Neometals begins lithium battery recycling pilot


Tuesday, 12 February, 2019

Neometals begins lithium battery recycling pilot

Perth-based Neometals has announced the successful commissioning of stage 1 of its lithium‐ion battery (LIB) recycling pilot plant in Canada. SGS Canada (SGS) was awarded the contracts to construct and operate the pilot in its fully accredited Lakefield facility. The SGS Lakefield facility is recognised worldwide for housing pre‐eminent expertise in the development, optimisation and piloting of mineral processing and chemical extraction processes.

SGS has been engaged by Neometals to undertake pilot front‐end feed preparation (shredding, removal of metal casings and plastics — stage 1) and the subsequent hydrometallurgical processing and refining stage to deliver high‐purity battery materials for market qualification (stage 2).

The pilot is intended to demonstrate and showcase Neometals’ mixed-feed flowsheet, which can accommodate a variety of LIB types from multiple sources — including consumer electronics, electric vehicle batteries and the emerging stationary storage sector.

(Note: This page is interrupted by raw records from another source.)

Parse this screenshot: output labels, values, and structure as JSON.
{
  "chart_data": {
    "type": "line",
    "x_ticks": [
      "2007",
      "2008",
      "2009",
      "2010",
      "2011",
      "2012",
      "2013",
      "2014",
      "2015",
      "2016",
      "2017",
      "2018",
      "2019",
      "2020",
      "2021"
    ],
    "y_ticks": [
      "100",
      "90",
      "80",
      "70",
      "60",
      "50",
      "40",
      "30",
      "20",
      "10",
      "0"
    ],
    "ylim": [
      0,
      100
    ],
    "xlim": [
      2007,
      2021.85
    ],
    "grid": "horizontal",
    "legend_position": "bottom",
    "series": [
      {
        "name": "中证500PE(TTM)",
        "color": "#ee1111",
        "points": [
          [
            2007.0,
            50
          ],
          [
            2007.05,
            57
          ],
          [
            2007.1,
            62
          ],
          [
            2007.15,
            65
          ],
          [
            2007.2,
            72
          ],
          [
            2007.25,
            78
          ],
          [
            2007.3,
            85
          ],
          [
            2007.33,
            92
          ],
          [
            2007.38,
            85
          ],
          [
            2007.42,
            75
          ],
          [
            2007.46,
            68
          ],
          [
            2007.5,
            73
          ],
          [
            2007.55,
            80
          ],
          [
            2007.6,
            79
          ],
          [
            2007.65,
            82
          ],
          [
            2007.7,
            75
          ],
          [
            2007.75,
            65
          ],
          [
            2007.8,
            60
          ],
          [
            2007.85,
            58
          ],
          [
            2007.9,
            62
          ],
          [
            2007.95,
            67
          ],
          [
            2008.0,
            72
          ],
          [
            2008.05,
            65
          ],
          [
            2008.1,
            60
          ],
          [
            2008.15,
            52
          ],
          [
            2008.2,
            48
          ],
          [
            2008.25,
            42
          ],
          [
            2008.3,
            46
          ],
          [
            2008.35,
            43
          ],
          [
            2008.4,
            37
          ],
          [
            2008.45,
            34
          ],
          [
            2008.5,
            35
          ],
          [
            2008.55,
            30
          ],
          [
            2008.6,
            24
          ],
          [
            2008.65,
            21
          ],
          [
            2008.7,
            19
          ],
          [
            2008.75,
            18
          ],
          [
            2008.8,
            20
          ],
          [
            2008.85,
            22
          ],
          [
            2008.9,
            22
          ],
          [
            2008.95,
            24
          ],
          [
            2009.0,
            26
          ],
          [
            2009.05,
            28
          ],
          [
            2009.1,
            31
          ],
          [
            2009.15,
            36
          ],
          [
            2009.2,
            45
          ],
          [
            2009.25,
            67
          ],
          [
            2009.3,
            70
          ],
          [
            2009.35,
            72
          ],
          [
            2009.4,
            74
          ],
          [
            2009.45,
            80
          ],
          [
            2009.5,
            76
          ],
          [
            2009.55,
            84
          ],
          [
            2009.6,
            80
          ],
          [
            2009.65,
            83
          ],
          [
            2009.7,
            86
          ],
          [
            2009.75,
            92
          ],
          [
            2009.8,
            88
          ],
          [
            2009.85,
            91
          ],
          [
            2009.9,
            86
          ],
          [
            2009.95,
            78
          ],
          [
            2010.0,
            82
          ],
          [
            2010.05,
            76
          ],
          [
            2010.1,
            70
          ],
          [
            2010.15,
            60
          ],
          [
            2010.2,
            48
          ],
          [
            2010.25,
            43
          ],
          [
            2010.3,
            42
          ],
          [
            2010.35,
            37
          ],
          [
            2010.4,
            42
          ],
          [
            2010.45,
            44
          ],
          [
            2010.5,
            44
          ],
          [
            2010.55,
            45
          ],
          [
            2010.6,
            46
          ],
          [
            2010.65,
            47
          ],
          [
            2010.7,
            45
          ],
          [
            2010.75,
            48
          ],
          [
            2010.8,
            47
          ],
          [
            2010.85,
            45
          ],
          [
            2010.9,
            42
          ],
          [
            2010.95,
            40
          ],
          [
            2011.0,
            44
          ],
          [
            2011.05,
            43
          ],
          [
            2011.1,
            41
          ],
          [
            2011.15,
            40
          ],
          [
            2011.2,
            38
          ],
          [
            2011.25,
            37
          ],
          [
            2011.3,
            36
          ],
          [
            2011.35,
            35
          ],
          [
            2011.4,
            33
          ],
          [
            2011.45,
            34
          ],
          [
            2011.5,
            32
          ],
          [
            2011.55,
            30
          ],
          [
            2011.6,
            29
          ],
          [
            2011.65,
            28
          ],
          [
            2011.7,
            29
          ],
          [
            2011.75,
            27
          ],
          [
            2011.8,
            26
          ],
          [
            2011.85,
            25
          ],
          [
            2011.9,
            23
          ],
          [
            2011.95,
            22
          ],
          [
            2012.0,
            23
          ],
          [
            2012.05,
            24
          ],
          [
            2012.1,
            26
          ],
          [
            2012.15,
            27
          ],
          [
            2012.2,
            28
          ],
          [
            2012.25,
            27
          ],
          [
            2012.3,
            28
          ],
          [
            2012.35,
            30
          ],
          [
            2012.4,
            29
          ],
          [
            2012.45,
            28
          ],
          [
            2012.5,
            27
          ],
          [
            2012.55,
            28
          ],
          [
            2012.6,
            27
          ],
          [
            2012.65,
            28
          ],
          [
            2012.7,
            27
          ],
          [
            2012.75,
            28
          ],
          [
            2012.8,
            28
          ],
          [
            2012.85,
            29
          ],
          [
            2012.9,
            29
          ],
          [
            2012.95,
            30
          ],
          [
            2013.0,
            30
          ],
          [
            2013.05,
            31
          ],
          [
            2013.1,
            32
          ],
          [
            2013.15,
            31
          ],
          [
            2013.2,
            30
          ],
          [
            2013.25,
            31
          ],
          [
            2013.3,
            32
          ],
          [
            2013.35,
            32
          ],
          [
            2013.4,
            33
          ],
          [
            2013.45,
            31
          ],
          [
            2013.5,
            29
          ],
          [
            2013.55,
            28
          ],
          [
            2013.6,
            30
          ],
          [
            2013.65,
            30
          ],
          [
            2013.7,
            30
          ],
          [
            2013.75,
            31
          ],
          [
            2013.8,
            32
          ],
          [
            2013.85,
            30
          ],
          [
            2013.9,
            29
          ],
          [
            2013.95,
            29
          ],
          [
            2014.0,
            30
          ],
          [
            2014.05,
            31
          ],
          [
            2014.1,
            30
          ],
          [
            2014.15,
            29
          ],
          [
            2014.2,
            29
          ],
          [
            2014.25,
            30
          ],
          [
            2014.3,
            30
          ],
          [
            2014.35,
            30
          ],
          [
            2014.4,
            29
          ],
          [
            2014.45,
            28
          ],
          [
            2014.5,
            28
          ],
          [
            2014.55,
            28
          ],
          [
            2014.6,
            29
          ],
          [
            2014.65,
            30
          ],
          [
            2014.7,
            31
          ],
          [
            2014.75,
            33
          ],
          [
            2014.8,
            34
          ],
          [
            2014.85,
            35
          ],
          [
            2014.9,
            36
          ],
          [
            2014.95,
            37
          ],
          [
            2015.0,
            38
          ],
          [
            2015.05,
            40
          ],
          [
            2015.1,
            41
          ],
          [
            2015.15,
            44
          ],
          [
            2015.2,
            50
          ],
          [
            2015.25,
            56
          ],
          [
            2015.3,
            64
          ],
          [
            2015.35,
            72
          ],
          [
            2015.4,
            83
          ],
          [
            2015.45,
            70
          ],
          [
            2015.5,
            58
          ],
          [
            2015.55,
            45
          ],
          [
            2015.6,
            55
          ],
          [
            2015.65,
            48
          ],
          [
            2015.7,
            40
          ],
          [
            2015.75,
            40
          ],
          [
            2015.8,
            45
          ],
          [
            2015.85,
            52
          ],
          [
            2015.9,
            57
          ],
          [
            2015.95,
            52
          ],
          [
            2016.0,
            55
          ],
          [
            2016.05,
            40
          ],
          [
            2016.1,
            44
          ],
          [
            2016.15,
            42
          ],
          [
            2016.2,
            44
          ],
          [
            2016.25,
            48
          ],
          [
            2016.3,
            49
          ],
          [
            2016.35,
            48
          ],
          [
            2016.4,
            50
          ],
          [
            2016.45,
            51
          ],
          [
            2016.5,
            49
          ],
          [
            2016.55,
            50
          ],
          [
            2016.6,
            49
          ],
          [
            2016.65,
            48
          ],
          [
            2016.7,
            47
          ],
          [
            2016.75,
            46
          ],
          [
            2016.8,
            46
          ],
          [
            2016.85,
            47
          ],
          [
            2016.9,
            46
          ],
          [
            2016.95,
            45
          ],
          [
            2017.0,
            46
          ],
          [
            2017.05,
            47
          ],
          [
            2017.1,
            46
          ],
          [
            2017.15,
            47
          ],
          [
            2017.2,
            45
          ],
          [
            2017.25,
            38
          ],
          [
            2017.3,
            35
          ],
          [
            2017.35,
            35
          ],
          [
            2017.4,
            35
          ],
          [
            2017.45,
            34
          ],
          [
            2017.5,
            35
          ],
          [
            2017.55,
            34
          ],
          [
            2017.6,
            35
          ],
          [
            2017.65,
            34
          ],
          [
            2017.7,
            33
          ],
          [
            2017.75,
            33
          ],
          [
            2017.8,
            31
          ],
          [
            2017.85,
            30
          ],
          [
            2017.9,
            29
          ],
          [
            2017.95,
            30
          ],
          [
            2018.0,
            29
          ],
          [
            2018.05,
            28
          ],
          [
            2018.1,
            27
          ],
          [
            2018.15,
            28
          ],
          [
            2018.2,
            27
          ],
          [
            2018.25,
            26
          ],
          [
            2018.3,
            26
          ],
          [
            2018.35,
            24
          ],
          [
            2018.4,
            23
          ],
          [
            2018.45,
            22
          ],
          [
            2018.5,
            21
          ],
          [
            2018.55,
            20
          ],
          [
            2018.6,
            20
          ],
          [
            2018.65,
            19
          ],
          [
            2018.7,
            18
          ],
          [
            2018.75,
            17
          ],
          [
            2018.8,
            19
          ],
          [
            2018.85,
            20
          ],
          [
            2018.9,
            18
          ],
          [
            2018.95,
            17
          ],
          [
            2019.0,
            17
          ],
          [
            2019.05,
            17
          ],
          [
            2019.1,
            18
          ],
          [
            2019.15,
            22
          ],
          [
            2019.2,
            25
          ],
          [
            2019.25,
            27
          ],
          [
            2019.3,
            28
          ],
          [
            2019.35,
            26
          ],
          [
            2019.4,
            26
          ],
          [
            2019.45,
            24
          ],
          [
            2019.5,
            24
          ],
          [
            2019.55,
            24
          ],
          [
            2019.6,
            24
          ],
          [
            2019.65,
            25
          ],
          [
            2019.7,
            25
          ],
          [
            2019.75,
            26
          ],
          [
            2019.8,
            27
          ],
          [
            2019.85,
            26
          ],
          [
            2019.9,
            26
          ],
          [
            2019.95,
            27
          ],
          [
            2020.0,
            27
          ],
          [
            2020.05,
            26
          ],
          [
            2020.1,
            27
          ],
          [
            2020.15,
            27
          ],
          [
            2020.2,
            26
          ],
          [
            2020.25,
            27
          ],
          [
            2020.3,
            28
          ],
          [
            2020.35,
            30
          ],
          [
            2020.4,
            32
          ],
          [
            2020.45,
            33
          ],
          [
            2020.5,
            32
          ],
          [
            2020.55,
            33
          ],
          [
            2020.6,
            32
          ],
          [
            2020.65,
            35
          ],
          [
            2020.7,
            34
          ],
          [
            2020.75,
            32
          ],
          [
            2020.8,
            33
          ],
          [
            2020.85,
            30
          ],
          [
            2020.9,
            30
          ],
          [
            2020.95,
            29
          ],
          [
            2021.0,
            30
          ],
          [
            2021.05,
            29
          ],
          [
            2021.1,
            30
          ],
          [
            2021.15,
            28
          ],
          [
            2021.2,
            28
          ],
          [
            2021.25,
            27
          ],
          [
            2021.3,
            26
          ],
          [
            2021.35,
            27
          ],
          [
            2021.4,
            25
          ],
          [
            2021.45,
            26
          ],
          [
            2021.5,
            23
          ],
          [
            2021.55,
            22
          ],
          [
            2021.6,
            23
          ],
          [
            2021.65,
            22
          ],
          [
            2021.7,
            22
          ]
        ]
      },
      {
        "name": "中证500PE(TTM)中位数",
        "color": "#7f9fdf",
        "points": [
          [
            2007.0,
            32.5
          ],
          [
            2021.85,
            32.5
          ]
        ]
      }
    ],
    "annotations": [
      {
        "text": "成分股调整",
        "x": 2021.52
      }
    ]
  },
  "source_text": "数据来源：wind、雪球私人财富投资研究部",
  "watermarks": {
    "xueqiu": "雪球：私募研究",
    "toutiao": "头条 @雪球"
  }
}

The pilot aims to verify assumptions made at bench scale, generate marketing samples of products and provide essential data required for a front‐end engineering design study (FEED). The proposed FEED study will support a subsequent feasibility study and enable consideration of an investment decision on a commercial plant.

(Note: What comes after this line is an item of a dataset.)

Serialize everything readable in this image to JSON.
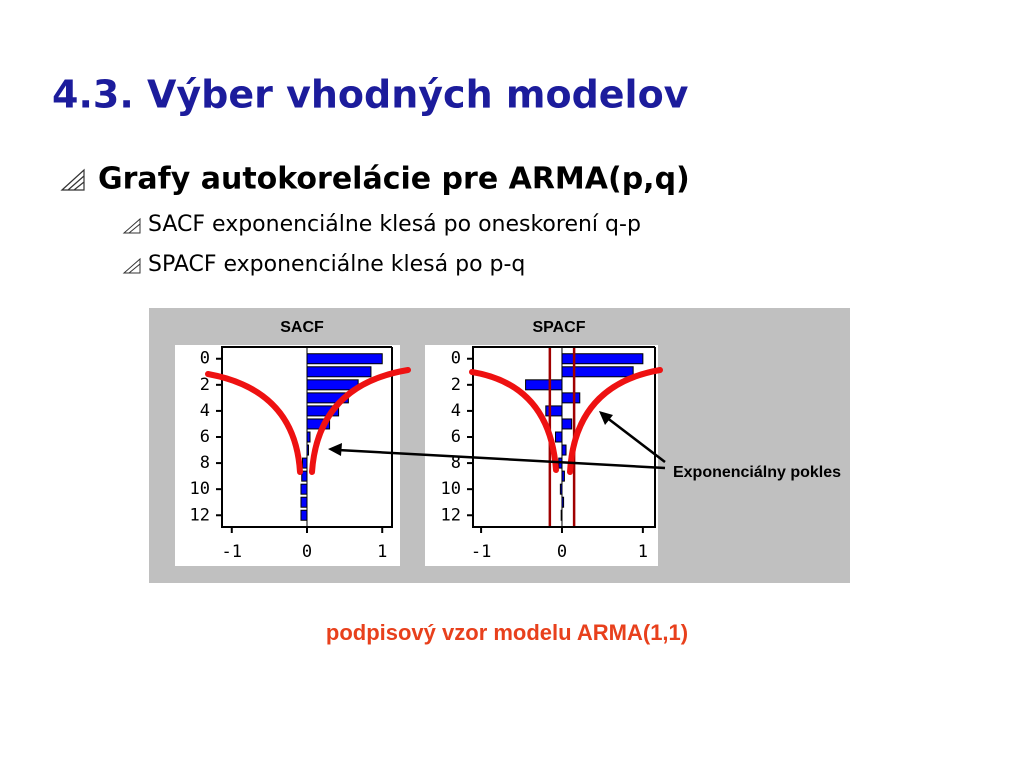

“We are delighted to see our battery recycling project back on track,” said Neometals Managing Director Chris Reed. “The commissioning of the pilot represents a significant milestone and marks the culmination of extensive research and development into a flowsheet to process multiple battery chemistries, from consumer electronics to electric vehicle applications.

“With ever increasing volumes of commercial LIBs reaching their end of life, we are focused on proving at scale, then qualifying our scalable and modular recycling solution with industry as early as possible. The pilot will serve as a showcase facility for potential partners as well as provide strong independent data for future engineering and financial studies.”

Despite regions like the European Union being heavily regulated under battery recycling compliance schemes, it is estimated that only approximately 5% of LIBs are currently recycled globally. Worldwide regulation is however tightening at a very fast pace. Regulations coupled with corporate requirements for ethical sourcing and disposal of LIBs has created a considerable opportunity for Neometals to recover critical and non‐renewable resources while reducing environmental impacts associated with battery disposal.

Neometals has developed a process flowsheet to recover more than 90% of all battery materials (plus recycle water and minimise plastic and graphite waste) from targeted end-of-life LIBs that could otherwise find their way to landfill or inefficient base metal recovery circuits. Neometals’ process flowsheet targets the recovery of cobalt from consumer electronic batteries (devices with lithium cobalt oxide cathodes) as well as nickel‐rich EV and stationary storage battery chemistries (lithium‐nickel-manganese‐cobalt cathodes). This mixed-feed flowsheet is the subject of the pilot.

A FEED study is planned to follow the pilot and precede an economic feasibility study to give Neometals a commercial handle on approximately 80% of costs at an early development stage. Having commercially relevant data to commence commercial discussions is seen as the most prudent approach with potential partners.

Neometals also owns a 13.8% stake in the Mt Marion lithium mine near Kalgoorlie (subject to sale), which operates one of the world’s biggest lithium concentrators. Neometals holds an offtake option, which forms the backbone to its fully integrated lithium business aspirations which include a Lithium Hydroxide Refinery and Lithium-ion Battery Recycling process. The 100%‐owned Barrambie Titanium‐Vanadium Project in WA’s Mid West is one of the world’s highest‐grade hard‐rock titanium/vanadium deposits.